The workshop is coordinated by Territorio Doméstico, a collective that forms a space of encounter, care and the struggles of predominantly migrant women’s struggles, seeking recognition for their diminished rights as domestic workers and searching for the visibility of care work. The collective’s slogan “Without Women the World Stops” bears a direct relation to the title of the activity, in this instance granting a central position to the body and the experiences and marks recognised within it. The workshop’s teacher Deisy Mesías García has spent the past three years working with the collective, using disciplines from her training: corporality, movement and creativity.

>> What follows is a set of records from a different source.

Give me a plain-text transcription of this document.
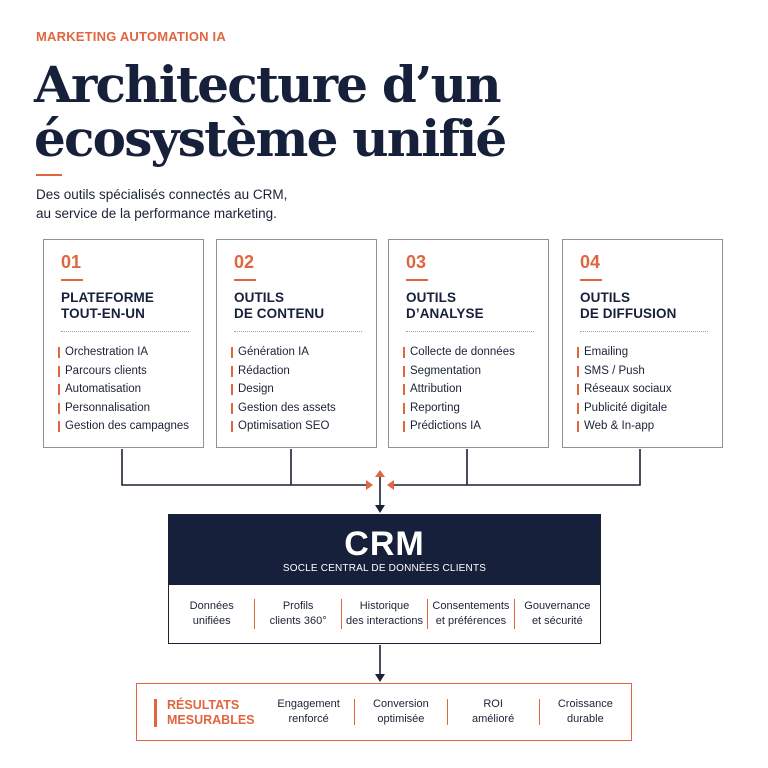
MARKETING AUTOMATION IA
Architecture d’un
écosystème unifié
Des outils spécialisés connectés au CRM,
au service de la performance marketing.
01
PLATEFORME
TOUT-EN-UN
Orchestration IA
Parcours clients
Automatisation
Personnalisation
Gestion des campagnes
02
OUTILS
DE CONTENU
Génération IA
Rédaction
Design
Gestion des assets
Optimisation SEO
03
OUTILS
D’ANALYSE
Collecte de données
Segmentation
Attribution
Reporting
Prédictions IA
04
OUTILS
DE DIFFUSION
Emailing
SMS / Push
Réseaux sociaux
Publicité digitale
Web & In-app
CRM
SOCLE CENTRAL DE DONNÉES CLIENTS
Données
unifiées
Profils
clients 360°
Historique
des interactions
Consentements
et préférences
Gouvernance
et sécurité
RÉSULTATS
MESURABLES
Engagement
renforcé
Conversion
optimisée
ROI
amélioré
Croissance
durable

Deisy Mesías García is a professor of Performing Arts specialised in contemporary dance in the ASAB Arts Department at the Francisco José de Caldas District University in Bogotá. She has lived in Madrid since 2011, studying an MA and carrying out PhD studies in Performing Arts at Rey Juan Carlos University. Furthermore, she works as a choreographer and dancer with different theatre and dance companies in Madrid and Bogotá, complementing her work with research and teaching and running classes at different universities and schools. She also focuses her activities on carrying out social projects with vulnerable people, developing a methodology of corporeal reconciliation.